Celebration of Women

Women’s history is filled with many victories, as well as struggles. The work of the suffragists from the mid 1800’s set a tone and a presence for generations of women after. They worked to obtain the right to vote, which they may not have seen in their lifetime. However, many who have come after them have been able to reap the reward of their persistent hard work. March is Women’s History Month, a time to celebrate where we have come and to reflect on the work we continue to do today. Just as figures like Elizabeth Cady Stanton and Susan B. Anthony worked to obtain the right to vote, we work tirelessly in an effort to end sexual violence.

The NSVRC library has chosen to celebrate women throughout the month of March. Within our office, we are giving away a copy of Women : A Celebration of Strength  by Louise A. Gikow, Kathy Rodgers, and Lynn Hecht Schafran and published by Legal Momentum. It is an interactive book with pop-up pages and other fun things, which highlights powerful women in our culture.

At the Dark End of the Street: Black Women, Rape, and Resistence-a New History of the Civil Rights Movement from Rosa Park to the Rise of Black Power by Danielle L. McGuire is a wonderful story of women's strength and the will to fight.
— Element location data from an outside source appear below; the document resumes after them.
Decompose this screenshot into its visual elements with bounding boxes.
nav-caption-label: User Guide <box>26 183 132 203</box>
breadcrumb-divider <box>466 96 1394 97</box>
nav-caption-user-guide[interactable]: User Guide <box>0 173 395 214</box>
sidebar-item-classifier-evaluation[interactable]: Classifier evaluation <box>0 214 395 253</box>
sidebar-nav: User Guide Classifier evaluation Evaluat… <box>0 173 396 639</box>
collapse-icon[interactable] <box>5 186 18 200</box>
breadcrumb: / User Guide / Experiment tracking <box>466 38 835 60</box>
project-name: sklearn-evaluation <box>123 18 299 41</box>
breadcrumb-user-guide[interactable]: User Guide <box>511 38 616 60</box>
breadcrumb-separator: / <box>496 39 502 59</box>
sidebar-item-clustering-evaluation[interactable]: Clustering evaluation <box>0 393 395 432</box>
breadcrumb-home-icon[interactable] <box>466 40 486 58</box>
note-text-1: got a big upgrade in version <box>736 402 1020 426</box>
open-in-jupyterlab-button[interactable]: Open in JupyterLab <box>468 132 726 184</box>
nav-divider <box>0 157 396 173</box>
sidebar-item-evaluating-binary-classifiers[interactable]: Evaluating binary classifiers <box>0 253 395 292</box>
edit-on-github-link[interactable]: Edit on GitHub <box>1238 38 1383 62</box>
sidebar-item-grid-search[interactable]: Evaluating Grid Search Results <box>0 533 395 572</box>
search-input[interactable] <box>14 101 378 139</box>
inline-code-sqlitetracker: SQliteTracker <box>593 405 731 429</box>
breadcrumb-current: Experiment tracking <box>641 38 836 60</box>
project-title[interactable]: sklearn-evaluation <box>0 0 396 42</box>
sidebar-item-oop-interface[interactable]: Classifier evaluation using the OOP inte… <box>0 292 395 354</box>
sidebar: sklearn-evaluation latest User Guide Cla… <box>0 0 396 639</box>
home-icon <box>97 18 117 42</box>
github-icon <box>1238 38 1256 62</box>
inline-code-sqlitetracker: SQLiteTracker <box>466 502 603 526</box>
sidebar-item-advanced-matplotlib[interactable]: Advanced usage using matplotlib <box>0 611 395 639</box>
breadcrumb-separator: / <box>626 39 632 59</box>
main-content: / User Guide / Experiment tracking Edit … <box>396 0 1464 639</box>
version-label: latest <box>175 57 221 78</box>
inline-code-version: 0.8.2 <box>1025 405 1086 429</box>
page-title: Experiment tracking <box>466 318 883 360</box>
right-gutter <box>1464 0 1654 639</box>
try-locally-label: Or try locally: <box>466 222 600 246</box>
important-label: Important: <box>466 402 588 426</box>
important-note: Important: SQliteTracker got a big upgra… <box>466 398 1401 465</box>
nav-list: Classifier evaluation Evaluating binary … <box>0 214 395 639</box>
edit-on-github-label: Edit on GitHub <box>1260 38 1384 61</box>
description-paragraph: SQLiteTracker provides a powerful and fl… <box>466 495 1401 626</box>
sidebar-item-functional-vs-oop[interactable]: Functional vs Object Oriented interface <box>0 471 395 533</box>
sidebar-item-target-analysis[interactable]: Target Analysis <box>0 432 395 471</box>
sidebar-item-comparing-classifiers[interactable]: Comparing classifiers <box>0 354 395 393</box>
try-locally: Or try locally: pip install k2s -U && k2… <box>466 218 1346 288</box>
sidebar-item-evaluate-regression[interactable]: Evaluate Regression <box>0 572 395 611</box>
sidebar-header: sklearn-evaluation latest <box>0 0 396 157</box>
McGuire brings to light the 1944 rape of Recy Taylor, who was abducted after an evening of singing and praying at the Rock Hill Holiness Church in Alabama. The president of the local NAACP sent his best investogator to take on the case, whose name was Rosa Parks. With this, Parks launched a movement that exposed a history of sexual assault against black women and added fuel to the growing need for change.

Also found in the NSVRC library is A History of U.S. Feminisms by Rory Dicker which, covers the first, second and third waves of feminism. It also provides historical content surrounding the major events and people since the late nineteenth century through today. The video Makers: Women Who Make America produced by Kunhardt McGee Productions is also an excellent resource that highlights many prominent women in society who have and continue to pave a way for women. Makers brings to life the stories of those who challenged industries from coal-mining to medicine. It showcases those who lived through the turbulence of change, as well as the frustration and the triumph of a movement that forever changed the country.

Another powerful resource held in the library is Pray the Devil Back to Hell by Abigail E. Disney and Gini Reticher. This video shows an inspiring account of a group of brave women who demanded peace for Liberia. The women's historic achievement is portrayed through a narative that uses interviews, archival images, and scenes of present-day Liberia. These things together recount the experiences and memories of the women who were instrumental in bringing peace to their country.

I am, as I’m sure many are, proud of the accomplishments of the women who came before me. I am honored to be able to have the right to vote, as they would have wanted. Those women may never have seen all their hard work come to complete fruition; however, the generations that have come after have a duty to uphold what they built. I am encouraged and empowered by their strength and their sense of duty. Join with me in celebrating Women’s History Month, as we continue to fight to end sexual violence.